People who develop Parkinson's will most likely need medication for the rest of their lives. Today, the symptoms of the condition can be very effectively relieved and through medication, the dopamine deficiency in the brain is controlled. In the beginning stages, a single medication or a combination of different medications can be used with medical treatment being started in low doses and increased gradually. Medication is always individual and can vary greatly between people and as such, there is no single, optimal treatment. You will need to work with your doctor to find the right balance of treatments for your specific symptoms with regular reviews and adjustments made as needed.

There are several different types of anti-Parkinson’s medication and they work in different ways to:

  • increase the amount of dopamine that reaches the braia
  • stimulate the parts of the brain where dopamine works, or to block the action of other chemicals or enzymes that affect dopamine and reduce its effect.

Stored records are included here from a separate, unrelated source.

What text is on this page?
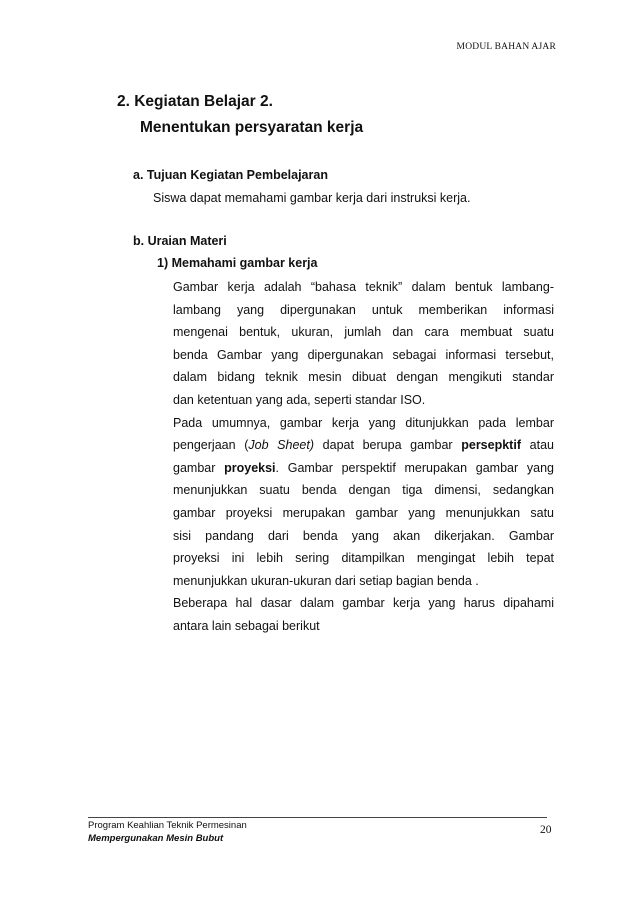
MODUL BAHAN AJAR
2. Kegiatan Belajar 2.
Menentukan persyaratan kerja
a. Tujuan Kegiatan Pembelajaran
Siswa dapat memahami gambar kerja dari instruksi kerja.
b. Uraian Materi
1) Memahami gambar kerja
Gambar kerja adalah “bahasa teknik” dalam bentuk lambang-
lambang yang dipergunakan untuk memberikan informasi
mengenai bentuk, ukuran, jumlah dan cara membuat suatu
benda Gambar yang dipergunakan sebagai informasi tersebut,
dalam bidang teknik mesin dibuat dengan mengikuti standar
dan ketentuan yang ada, seperti standar ISO.
Pada umumnya, gambar kerja yang ditunjukkan pada lembar
pengerjaan (Job Sheet) dapat berupa gambar persepktif atau
gambar proyeksi. Gambar perspektif merupakan gambar yang
menunjukkan suatu benda dengan tiga dimensi, sedangkan
gambar proyeksi merupakan gambar yang menunjukkan satu
sisi pandang dari benda yang akan dikerjakan. Gambar
proyeksi ini lebih sering ditampilkan mengingat lebih tepat
menunjukkan ukuran-ukuran dari setiap bagian benda .
Beberapa hal dasar dalam gambar kerja yang harus dipahami
antara lain sebagai berikut
Program Keahlian Teknik Permesinan
Mempergunakan Mesin Bubut
20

  • The following outlines the types of medications available:
  • Levodopa – dopamine is unable to cross the blood-brain barrier and a dopamine replacement treatment, known as levodopa, is administered which then converts to active dopamine in the brain
  • Dopamine agonists – these imitate or mimic levodopa’s action by directly stimulating the brain’s dopamine receptors. Although not quite as effective as levodopa, they can provide good symptom control and may delay the onset of motor complications associated with long-term levodopa use
  • Catechol-O-Methyl Transferase (COMT) inhibitors - these prolong the effects of levodopa doses by preventing the breakdown of the medication in the brain. The preparations available, entacapone (Comtess®, Comtan®) and tolcapone (Tasmar®) can decrease the length of “off” times and may allow levodopa doses to be reduced.

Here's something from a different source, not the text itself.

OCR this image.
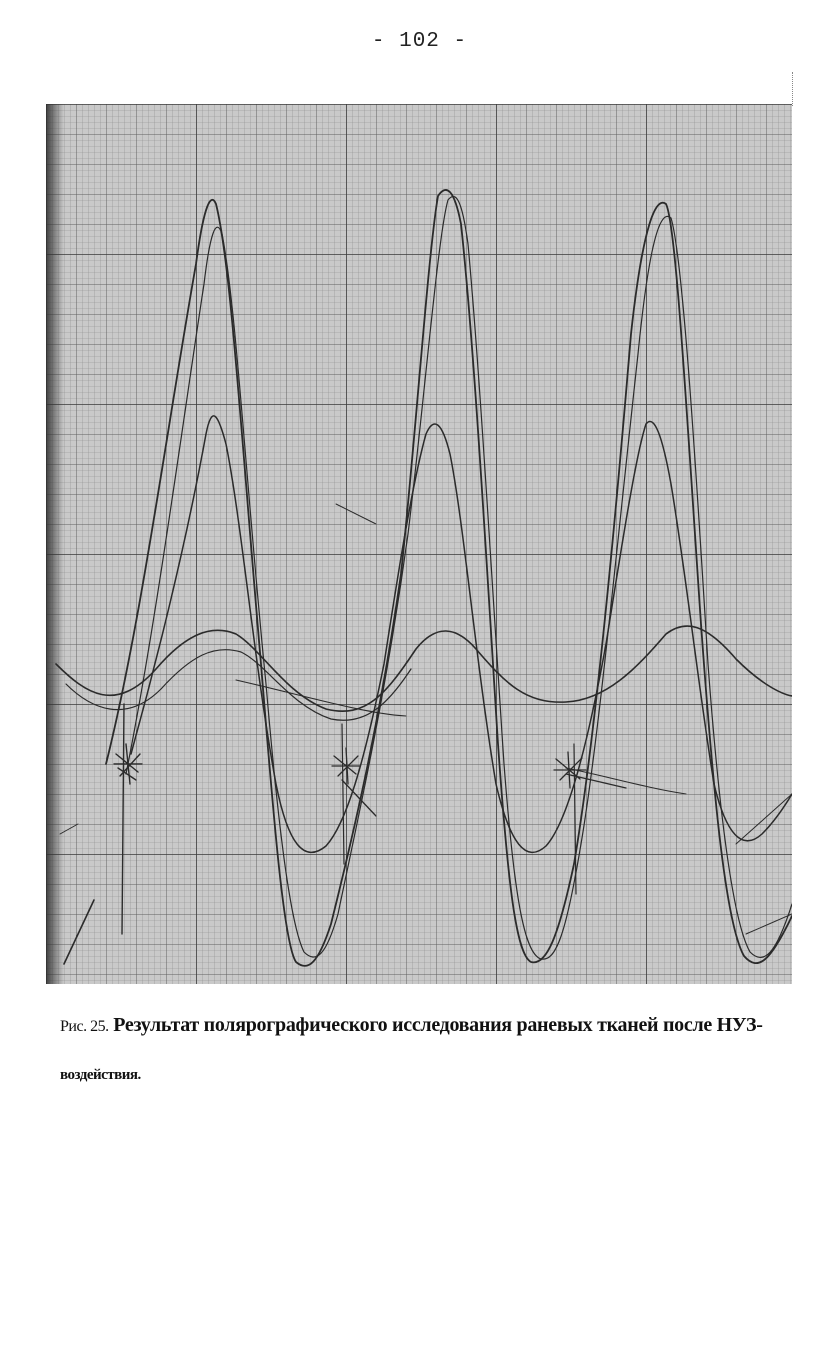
- 102 -
Рис. 25. Результат полярографического исследования раневых тканей после НУЗ-
воздействия.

  • Monoamine-oxidase B (MAO-B) inhibitors - these slow the breakdown of dopamine in the brain to produce more sustained effects. Selegiline (Elderpryl®and Zelapar®) and rasagiline (Azilect®) are the medications available and they are recommended for people who experience ‘end of dose’ deterioration when taking levodopa/carbidopa combinations. Rasagiline may also be used on its own in early Parkinson’s
  • Anticholinergics – these are older medications that reduce the effects of acetylcholine, a neurotransmitter in relative excess in the brains of people with Parkinson’s due to dopamine depletion. They reduce tremor and rigidity, and can have positive effects on drooling, but have little effect on bradykinesia (slowed ability to start and continue movements). Side-effects, such as memory impairment and other neuropsychiatric complications limit their use, particularly in the elderly
  • Dopaminergic - Amantadine is an old medication with weak dopamine agonist effects. It improves mild slowness, tremor and stiffness, and recent research suggests it is effective in treating dyskinesias that result from taking levodopa. It may, however, cause side-effects such as hallucinations, insomnia, ankle swelling and skin mottling.